On 2 October 2008, Plaintiff filed a complaint in the Superior Court of Mecklenburg County in which he sought the entry of a judgment against Defendant “for conversion of monies and fraud in excess of $92,000” and reasonable attorneys’ fees. Plaintiff’s complaint asserted claims against Defendant for an accounting, for fraud and conversion, for the imposition of a constructive trust, and for punitive damages.

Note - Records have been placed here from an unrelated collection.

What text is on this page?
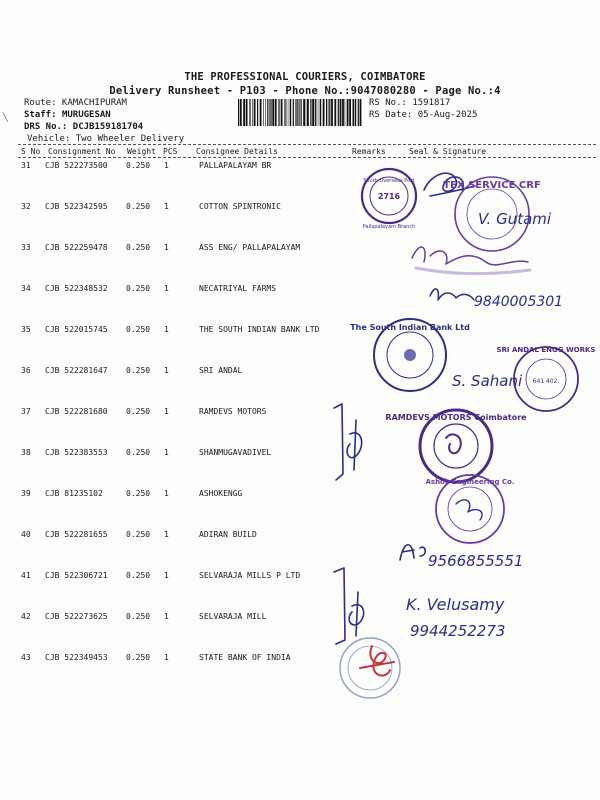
THE PROFESSIONAL COURIERS, COIMBATORE
Delivery Runsheet - P103 - Phone No.:9047080280 - Page No.:4
Route: KAMACHIPURAM
Staff: MURUGESAN
DRS No.: DCJB159181704
Vehicle: Two Wheeler Delivery
RS No.: 1591817
RS Date: 05-Aug-2025
╲
S No Consignment No Weight PCS Consignee Details	Remarks	Seal & Signature
31 CJB 522273500 0.250 1	PALLAPALAYAM BR
32 CJB 522342595 0.250 1	COTTON SPINTRONIC
33 CJB 522259478 0.250 1	ASS ENG/ PALLAPALAYAM
34 CJB 522348532 0.250 1	NECATRIYAL FARMS
35 CJB 522015745 0.250 1	THE SOUTH INDIAN BANK LTD
36 CJB 522281647 0.250 1	SRI ANDAL
37 CJB 522281680 0.250 1	RAMDEVS MOTORS
38 CJB 522383553 0.250 1	SHANMUGAVADIVEL
39 CJB 81235102	0.250 1	ASHOKENGG
40 CJB 522281655 0.250 1	ADIRAN BUILD
41 CJB 522306721 0.250 1	SELVARAJA MILLS P LTD
42 CJB 522273625 0.250 1	SELVARAJA MILL
43 CJB 522349453 0.250 1	STATE BANK OF INDIA
South Overseas Post
2716
Pallapalayam Branch
TEX SERVICE CRF
V. Gutami
9840005301
The South Indian Bank Ltd
SRI ANDAL ENGG WORKS
641 402.
S. Sahani
RAMDEVS MOTORS Coimbatore
Ashok Engineering Co.
9566855551
K. Velusamy
9944252273
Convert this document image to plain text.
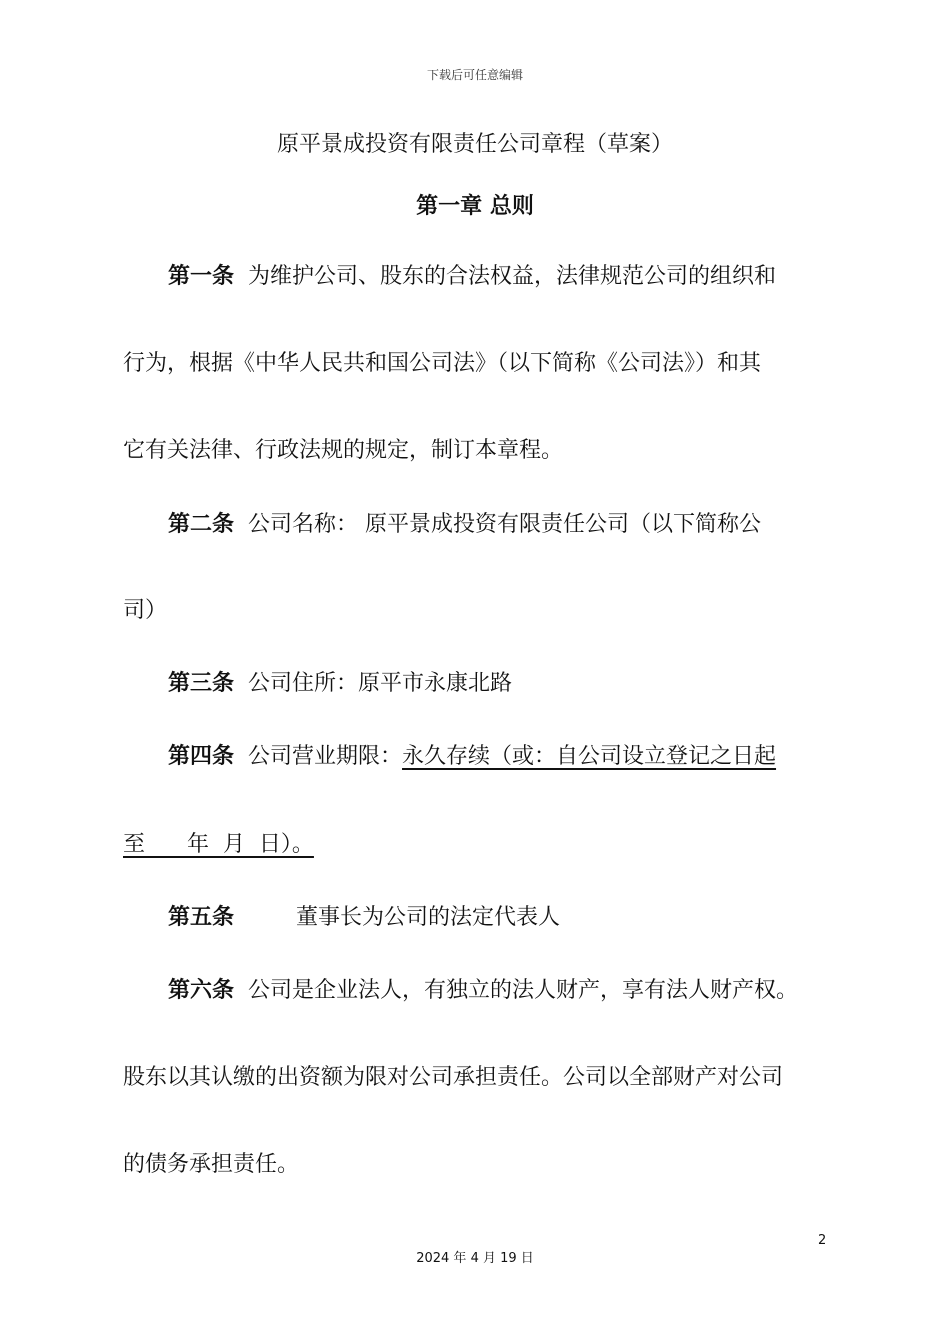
下载后可任意编辑
原平景成投资有限责任公司章程（草案）
第一章 总则
第一条 为维护公司、股东的合法权益，法律规范公司的组织和
行为，根据《中华人民共和国公司法》（以下简称《公司法》）和其
它有关法律、行政法规的规定，制订本章程。
第二条 公司名称： 原平景成投资有限责任公司（以下简称公
司）
第三条 公司住所：原平市永康北路
第四条 公司营业期限：永久存续（或：自公司设立登记之日起
至      年  月  日）。
第五条	董事长为公司的法定代表人
第六条 公司是企业法人，有独立的法人财产，享有法人财产权。
股东以其认缴的出资额为限对公司承担责任。公司以全部财产对公司
的债务承担责任。
2
2024 年 4 月 19 日
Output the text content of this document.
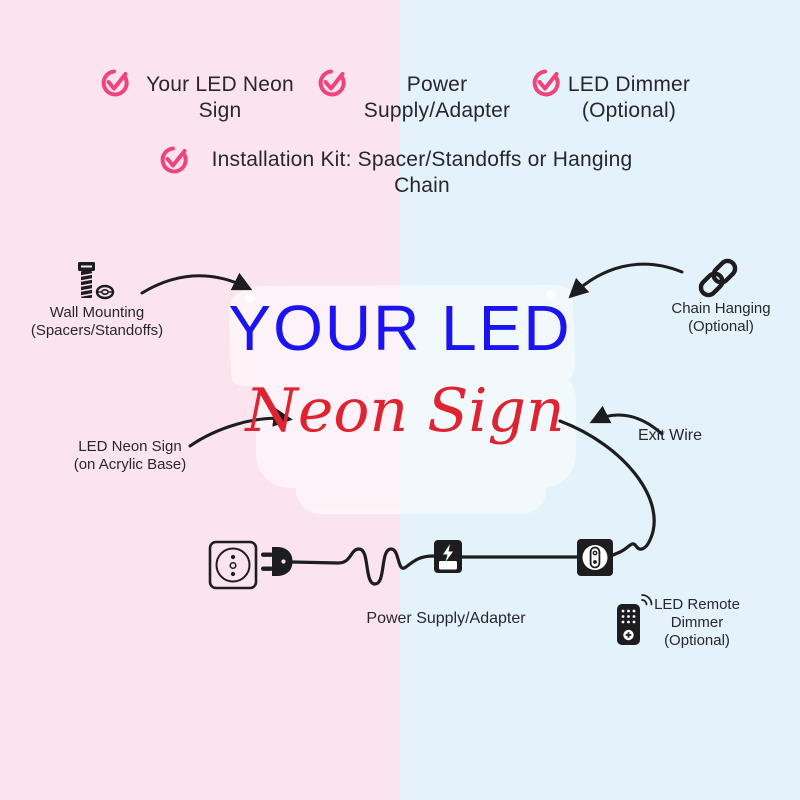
Your LED Neon
Sign
Power
Supply/Adapter
LED Dimmer
(Optional)
Installation Kit: Spacer/Standoffs or Hanging
Chain
YOUR LED
Neon Sign
Wall Mounting
(Spacers/Standoffs)
Chain Hanging
(Optional)
LED Neon Sign
(on Acrylic Base)
Exit Wire
Power Supply/Adapter
LED Remote
Dimmer
(Optional)
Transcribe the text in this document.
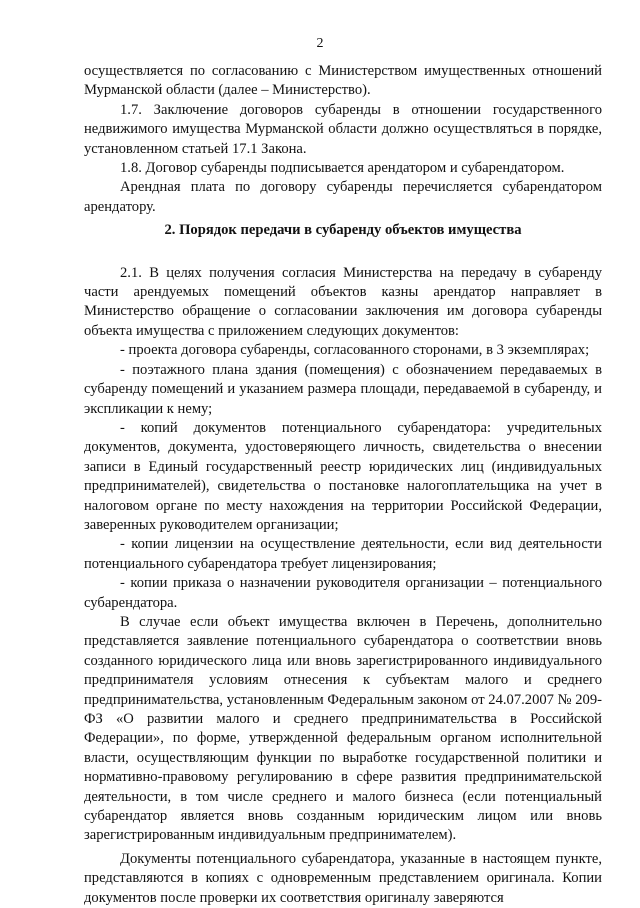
2

осуществляется по согласованию с Министерством имущественных отношений Мурманской области (далее – Министерство).

1.7. Заключение договоров субаренды в отношении государственного недвижимого имущества Мурманской области должно осуществляться в порядке, установленном статьей 17.1 Закона.

1.8. Договор субаренды подписывается арендатором и субарендатором.

Арендная плата по договору субаренды перечисляется субарендатором арендатору.

2. Порядок передачи в субаренду объектов имущества

2.1. В целях получения согласия Министерства на передачу в субаренду части арендуемых помещений объектов казны арендатор направляет в Министерство обращение о согласовании заключения им договора субаренды объекта имущества с приложением следующих документов:

- проекта договора субаренды, согласованного сторонами, в 3 экземплярах;

- поэтажного плана здания (помещения) с обозначением передаваемых в субаренду помещений и указанием размера площади, передаваемой в субаренду, и экспликации к нему;

- копий документов потенциального субарендатора: учредительных документов, документа, удостоверяющего личность, свидетельства о внесении записи в Единый государственный реестр юридических лиц (индивидуальных предпринимателей), свидетельства о постановке налогоплательщика на учет в налоговом органе по месту нахождения на территории Российской Федерации, заверенных руководителем организации;

- копии лицензии на осуществление деятельности, если вид деятельности потенциального субарендатора требует лицензирования;

- копии приказа о назначении руководителя организации – потенциального субарендатора.

В случае если объект имущества включен в Перечень, дополнительно представляется заявление потенциального субарендатора о соответствии вновь созданного юридического лица или вновь зарегистрированного индивидуального предпринимателя условиям отнесения к субъектам малого и среднего предпринимательства, установленным Федеральным законом от 24.07.2007 № 209-ФЗ «О развитии малого и среднего предпринимательства в Российской Федерации», по форме, утвержденной федеральным органом исполнительной власти, осуществляющим функции по выработке государственной политики и нормативно-правовому регулированию в сфере развития предпринимательской деятельности, в том числе среднего и малого бизнеса (если потенциальный субарендатор является вновь созданным юридическим лицом или вновь зарегистрированным индивидуальным предпринимателем).

Документы потенциального субарендатора, указанные в настоящем пункте, представляются в копиях с одновременным представлением оригинала. Копии документов после проверки их соответствия оригиналу заверяются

In essence, Plaintiff alleged that Defendant had unlawfully converted to her own use monies which he was entitled to receive from insurance policies and retirement accounts owned by William Bioletti.
On October 14, 2005, Plaintiff filed Chapter 7 bankruptcy, and alleged that he did not have any funds available to pay his creditors. ... Plaintiff benefitted from his assertion and gained a bank ruptcy discharge. . . . However, Plaintiff now asserts to this Court that he was entitled to the funds he gave to Defendant, alleging that Defendant was only holding them in some sort of trust. These factual positions and assertions are contradictory — one or the other cannot be true. It would be inequitable for Plaintiff to now assert a set of facts different from facts he asserted successfully in another court and from which he benefitted.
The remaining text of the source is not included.